The Bluetooth SIG’s chosen flooding architecture, while excellent for low latency, consumed too much power for battery-operated devices. As a result, we had to resort to installing firmware on USB dongle -style devices, which were permanently powered. This was inconvenient for many applications we saw from potential clients where mesh networks would have been ideal, such as in mines, hospitals, factories, farms and even battlefields where existing networks are already congested or non-existent.

We also found that Bluetooth GATT clients at the edge of the mesh, responsible for relaying the mesh data somewhere else, easily became congested despite the low throughput. Our workaround involved using USB dongle with mesh firmware and a COM port rather than GATT.

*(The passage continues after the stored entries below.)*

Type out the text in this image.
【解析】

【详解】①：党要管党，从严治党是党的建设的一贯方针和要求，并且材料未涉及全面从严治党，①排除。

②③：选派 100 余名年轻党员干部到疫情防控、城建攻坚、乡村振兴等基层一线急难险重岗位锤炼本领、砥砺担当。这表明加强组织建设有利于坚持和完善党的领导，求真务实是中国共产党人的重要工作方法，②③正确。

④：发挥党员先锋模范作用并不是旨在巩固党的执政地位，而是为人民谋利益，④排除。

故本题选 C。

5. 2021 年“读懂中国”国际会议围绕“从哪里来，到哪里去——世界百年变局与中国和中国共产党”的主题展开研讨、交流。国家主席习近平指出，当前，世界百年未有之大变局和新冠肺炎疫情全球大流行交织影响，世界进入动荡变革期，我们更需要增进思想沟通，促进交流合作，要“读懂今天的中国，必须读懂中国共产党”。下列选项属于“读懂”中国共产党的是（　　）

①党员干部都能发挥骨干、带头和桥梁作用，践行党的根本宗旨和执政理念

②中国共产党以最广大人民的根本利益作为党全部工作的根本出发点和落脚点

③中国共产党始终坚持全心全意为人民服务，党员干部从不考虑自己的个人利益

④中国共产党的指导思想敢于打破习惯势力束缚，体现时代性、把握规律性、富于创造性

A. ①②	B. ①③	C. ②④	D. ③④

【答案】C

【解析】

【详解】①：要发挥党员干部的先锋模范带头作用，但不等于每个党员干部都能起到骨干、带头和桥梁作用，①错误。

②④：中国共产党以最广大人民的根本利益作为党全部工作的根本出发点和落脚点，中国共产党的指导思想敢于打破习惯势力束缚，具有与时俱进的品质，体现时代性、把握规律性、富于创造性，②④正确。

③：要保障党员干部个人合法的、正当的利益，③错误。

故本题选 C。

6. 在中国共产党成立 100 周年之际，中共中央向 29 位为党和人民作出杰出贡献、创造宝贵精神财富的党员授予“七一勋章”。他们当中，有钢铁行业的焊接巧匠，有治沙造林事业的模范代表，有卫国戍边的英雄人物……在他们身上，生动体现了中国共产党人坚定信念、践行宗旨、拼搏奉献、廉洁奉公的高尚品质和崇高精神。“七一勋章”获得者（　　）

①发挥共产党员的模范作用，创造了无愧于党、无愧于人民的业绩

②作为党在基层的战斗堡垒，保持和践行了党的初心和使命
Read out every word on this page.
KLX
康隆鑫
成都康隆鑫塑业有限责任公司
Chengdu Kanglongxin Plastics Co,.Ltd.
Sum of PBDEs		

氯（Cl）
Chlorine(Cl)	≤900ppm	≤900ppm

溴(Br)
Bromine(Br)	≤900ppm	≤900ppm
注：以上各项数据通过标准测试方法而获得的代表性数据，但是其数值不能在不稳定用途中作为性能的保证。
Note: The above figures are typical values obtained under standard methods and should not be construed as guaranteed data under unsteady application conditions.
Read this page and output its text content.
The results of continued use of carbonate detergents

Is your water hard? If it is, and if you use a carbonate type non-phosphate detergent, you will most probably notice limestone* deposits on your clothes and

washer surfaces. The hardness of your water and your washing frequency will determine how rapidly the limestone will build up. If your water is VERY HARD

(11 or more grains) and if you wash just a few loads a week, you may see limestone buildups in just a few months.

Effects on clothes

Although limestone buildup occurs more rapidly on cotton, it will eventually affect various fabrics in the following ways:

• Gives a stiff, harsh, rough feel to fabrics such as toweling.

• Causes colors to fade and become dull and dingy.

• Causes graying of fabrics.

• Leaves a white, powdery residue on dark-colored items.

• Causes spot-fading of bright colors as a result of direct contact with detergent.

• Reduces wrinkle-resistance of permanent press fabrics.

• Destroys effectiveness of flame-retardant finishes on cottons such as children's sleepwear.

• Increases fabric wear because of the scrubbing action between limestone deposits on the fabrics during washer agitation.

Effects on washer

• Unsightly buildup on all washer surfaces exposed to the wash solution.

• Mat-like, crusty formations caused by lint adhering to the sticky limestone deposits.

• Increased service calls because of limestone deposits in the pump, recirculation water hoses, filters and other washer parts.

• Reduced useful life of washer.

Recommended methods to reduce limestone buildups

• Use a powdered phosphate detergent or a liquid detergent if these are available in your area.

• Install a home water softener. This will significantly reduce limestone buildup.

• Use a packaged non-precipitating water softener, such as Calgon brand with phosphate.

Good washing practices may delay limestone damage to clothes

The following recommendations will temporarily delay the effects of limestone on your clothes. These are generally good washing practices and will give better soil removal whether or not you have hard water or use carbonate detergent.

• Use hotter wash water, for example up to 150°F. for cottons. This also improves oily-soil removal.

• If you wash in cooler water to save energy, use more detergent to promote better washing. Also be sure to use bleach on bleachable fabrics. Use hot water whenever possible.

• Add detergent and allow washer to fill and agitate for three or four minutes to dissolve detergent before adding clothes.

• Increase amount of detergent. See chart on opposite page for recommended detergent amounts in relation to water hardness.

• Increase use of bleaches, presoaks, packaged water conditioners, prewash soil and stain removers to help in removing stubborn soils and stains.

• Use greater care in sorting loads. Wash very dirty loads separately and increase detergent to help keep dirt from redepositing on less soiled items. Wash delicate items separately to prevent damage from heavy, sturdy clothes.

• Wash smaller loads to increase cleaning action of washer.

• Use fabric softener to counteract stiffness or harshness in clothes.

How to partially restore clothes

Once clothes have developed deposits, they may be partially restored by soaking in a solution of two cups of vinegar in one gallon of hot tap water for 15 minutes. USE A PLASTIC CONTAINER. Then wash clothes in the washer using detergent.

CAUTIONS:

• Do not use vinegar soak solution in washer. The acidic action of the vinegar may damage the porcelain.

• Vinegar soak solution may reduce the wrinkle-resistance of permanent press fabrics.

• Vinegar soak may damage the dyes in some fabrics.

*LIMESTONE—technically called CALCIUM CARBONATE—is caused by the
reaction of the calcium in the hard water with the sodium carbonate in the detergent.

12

Bluetooth mesh offered no way to trade latency for less power consumption. Its throughput was too limited for most uses, a problem inherent to the technology. Since its announcement in 2017, Bluetooth mesh hasn’t seen many implementations outside the lighting industry. We believe this is because it was driven, designed and optimised for lighting scenarios, which require low latency and permanent power but can tolerate low throughput. Sadly, enhancements recently provided by Mesh 1.1, such as directed forwarding, device firmware update, remote provisioning and subnet bridging have come about mainly to solve problems found in Network Lighting Control (NLC).

In the end, we retired SensorMesh™ because it didn’t have a good product-market fit. The underlying characteristics of Bluetooth mesh were too limiting to make it a useful solution for the applications our customers envisioned. While Bluetooth mesh may have its niche uses, we believe its limitations make it currently unsuitable for broader applications.